For an afternoon, we drove out to La Esperanza. The traditional way of cooking in Guatemala (without what one might consider to be a proper kitchen, something rare in many places), is to build a fire on the floor of your house which would be of dirt or concrete, and to cook over it. First, and most importantly, this causes quite a lot of respiratory illness. Secondly, it's a very inefficient way of using wood. The country has deforestation problems as it is. But when you are poor and have no other options, this is what you do. The family receiving a stove this afternoon was of pretty average size. Lots of relatives, lots of children. We all worked together, the kids helping to make clay to seal the bricks at the top. I got to cut cinder blocks with a machete. The most urgent reason for this stove was that the baby kept getting sick - something like pneumonia three times, something bad. This is common here. The (efficient) stove will use less wood, and the smoke will follow the stove pipe up through the roof.

vale la pena

on a really sunny day, Xela feels something like a beach town. the sun is incessantly bright, and there's a haze over the mountains. long shadows. the air is dry. you do feel, you think, closer to the sun.

my face right now ought to be enough evidence. it's bright red, and (i think) a bit swollen. except around my eyes, and so i think i have a bit of a racoon look going.

yesterday, we met at 5:30am and drove out to the base of Volcan Santa Maria, a dormant but muy alto volcano about 15 minutes outside of town. We started hiking at around 6:30 and made it to the top around 10am. I had wrestled with going until just before I had to run out the door, and after about five steps, I knew I was in for it. From where we started, the base is at about 8,500 feet. At the summit, it's something like 11,500. The air is thin, and it's difficult to catch your breath when sitting still. We'd go for 20 minutes or so, maybe more, and stop for a break. I'd think, this is totally doable. no problem. We'd start again and within 30 seconds, I'd be sure I wasn't going to make it to the top. But we did, bit by bit.

Guatemaltecos don't mess around. It's pretty much a straight ascent at an angle of maybe 35 degrees. At the top, especially on the way down, it's basically bouldering. From the summit, you can see (when the clouds dissipate) Santiaguito, an active volcano with molten sludge running down one of its sides. You can hear it (feel it) erupt every half hour or so. We dozed and ate bananas and tortillas for over an hour before heading down.

Wednesday, August 02, 2006

alright, photos.

It's slow going, but I'm managing to upload a few at a time.

check out: http://www.flickr.com/photos/spark3180/

san marcos la laguna

The main town of Lake Atitlan is Panajachel. On the weekends, it is brimming with gringos. It's definitely known for all the "stuff" for sale - there is a ton. I bought some really solid and beautiful little stuffed animals for the children that I'm living with.

Our chicken bus did switchbacks all the way down the hill to get into town. I think I did that once in a bus in Europe, but a chicken bus is quite another thing. We saw a car go up on the rail. Was there a rail? Probably just a rock.
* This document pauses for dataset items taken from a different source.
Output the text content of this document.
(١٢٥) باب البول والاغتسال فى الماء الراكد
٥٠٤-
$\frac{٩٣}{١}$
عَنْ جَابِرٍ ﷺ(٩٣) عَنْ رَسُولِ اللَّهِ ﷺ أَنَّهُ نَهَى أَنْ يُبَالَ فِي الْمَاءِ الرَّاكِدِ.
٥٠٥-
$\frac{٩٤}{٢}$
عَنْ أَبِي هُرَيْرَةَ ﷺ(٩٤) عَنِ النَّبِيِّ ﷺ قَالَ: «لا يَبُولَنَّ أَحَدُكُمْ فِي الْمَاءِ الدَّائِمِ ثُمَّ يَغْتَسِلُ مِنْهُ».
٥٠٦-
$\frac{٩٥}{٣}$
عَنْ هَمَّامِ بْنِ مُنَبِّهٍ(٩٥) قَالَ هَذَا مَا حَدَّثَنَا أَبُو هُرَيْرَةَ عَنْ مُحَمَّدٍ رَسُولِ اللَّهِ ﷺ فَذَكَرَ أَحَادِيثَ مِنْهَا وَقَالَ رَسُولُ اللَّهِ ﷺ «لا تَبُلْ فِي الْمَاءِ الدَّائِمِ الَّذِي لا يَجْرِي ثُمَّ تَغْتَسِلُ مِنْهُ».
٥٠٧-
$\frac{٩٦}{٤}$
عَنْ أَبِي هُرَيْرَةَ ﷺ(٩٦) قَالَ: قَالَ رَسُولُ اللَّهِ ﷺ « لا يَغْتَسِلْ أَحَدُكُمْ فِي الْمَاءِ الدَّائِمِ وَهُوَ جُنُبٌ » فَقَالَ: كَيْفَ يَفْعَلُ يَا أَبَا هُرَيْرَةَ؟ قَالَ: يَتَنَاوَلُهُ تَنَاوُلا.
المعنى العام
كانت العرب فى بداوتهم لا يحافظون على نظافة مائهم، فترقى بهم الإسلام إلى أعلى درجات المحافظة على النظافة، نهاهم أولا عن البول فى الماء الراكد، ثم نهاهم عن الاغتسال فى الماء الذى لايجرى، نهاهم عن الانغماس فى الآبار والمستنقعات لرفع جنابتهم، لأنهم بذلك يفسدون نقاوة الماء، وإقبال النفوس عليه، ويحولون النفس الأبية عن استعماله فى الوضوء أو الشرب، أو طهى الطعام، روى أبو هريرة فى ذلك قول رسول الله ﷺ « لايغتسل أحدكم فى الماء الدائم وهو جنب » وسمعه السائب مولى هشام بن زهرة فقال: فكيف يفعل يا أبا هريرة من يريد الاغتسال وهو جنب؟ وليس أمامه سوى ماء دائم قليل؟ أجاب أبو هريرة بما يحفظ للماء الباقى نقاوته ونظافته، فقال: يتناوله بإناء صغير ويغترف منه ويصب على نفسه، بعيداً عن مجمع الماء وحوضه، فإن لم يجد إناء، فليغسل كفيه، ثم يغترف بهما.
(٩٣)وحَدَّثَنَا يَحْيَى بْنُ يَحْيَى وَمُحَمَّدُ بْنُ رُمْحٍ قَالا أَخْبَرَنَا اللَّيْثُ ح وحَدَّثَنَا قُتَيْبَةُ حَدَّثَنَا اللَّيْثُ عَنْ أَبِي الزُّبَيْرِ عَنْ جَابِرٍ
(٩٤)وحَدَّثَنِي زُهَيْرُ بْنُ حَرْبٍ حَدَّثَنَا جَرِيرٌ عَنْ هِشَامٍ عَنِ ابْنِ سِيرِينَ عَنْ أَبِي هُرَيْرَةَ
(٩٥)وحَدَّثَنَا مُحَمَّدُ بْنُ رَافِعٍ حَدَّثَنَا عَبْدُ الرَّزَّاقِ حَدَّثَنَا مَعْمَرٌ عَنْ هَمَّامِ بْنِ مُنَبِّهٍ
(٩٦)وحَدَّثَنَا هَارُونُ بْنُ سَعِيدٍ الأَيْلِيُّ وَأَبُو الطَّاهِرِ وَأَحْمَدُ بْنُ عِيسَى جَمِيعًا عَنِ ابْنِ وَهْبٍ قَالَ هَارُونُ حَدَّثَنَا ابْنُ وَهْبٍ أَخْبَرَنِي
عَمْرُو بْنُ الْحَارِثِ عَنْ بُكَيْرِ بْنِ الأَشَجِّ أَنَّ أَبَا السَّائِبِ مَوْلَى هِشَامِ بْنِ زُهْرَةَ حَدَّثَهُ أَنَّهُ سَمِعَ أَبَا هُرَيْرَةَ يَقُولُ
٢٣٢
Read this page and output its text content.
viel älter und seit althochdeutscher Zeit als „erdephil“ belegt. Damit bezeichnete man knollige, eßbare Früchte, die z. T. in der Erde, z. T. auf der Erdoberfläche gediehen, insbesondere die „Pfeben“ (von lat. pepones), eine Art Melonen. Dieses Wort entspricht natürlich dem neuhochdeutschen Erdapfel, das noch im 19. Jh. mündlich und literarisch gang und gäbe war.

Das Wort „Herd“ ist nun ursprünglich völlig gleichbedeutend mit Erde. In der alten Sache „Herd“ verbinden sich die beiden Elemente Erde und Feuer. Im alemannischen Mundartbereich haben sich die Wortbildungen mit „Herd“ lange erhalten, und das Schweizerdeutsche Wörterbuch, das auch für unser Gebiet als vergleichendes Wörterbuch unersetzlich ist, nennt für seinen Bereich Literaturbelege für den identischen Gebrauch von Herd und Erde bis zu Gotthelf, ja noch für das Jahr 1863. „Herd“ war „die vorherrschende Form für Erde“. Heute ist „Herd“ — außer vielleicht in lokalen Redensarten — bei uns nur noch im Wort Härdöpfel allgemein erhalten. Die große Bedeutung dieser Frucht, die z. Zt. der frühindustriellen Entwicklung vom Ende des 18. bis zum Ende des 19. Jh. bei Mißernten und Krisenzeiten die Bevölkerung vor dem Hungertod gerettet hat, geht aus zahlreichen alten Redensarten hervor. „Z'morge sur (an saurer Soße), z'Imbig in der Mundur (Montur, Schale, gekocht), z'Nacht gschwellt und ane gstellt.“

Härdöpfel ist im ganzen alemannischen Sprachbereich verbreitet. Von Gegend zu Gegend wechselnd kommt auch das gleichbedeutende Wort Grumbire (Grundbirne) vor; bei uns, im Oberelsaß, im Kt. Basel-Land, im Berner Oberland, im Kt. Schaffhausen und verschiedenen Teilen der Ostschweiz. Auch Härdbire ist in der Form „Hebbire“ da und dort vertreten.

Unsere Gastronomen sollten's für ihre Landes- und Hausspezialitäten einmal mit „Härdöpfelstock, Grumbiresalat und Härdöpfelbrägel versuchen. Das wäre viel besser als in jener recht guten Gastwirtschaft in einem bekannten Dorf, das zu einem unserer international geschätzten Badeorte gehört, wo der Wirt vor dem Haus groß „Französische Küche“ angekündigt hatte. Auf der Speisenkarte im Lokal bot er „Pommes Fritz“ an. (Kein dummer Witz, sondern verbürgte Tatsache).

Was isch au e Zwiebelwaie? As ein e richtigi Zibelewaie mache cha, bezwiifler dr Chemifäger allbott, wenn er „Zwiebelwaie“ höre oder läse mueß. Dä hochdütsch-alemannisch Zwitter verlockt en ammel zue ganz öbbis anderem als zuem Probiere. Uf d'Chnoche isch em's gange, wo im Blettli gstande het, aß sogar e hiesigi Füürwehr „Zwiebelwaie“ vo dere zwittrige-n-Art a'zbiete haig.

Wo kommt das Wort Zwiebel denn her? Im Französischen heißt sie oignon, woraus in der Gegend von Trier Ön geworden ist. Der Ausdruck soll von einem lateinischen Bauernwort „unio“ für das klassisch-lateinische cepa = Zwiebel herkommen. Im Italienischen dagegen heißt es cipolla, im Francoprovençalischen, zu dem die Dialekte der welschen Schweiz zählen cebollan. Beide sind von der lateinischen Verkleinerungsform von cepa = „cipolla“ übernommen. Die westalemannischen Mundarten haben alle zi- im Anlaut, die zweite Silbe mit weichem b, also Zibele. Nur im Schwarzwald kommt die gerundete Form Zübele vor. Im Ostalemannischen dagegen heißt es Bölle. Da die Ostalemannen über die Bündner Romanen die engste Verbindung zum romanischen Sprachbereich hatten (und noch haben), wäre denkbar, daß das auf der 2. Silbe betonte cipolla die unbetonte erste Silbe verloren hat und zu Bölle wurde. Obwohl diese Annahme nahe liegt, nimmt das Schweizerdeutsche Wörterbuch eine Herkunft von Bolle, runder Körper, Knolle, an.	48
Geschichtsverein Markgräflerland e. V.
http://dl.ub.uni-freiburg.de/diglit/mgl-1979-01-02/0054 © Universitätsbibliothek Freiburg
We stayed in San Marcos, a tiny and quiet alternative where you could, if you wanted, choose to stay in a bungalow made entirely of recycled materials. We found this out too late. We did, however, get to see a tree house. It is made of a few old and sturdy tree trunks and sprawling branches that hold a two story wooden house (glass windows, electricity, etc.). You walk under it and past the spiral stairs that lead up to what must be the living room, I guess, to get to the sauna where we sat and sweated until I could finally breathe again. Still sick.

The lake is navy blue, as if the cool aquamarine color at its edges had been veiled with ash from the surrounded volcanoes. It is ominious. It is huge. There's this place with low, flat rocks and a cliff up above it. After I watched a kid jump off, there was no not doing it. 15 meters high. and there's an awesome picture of me plunging and looking terrified on my friend's camera. The adrenaline rush from that was pretty great, but I still have bruises from hitting the water so hard.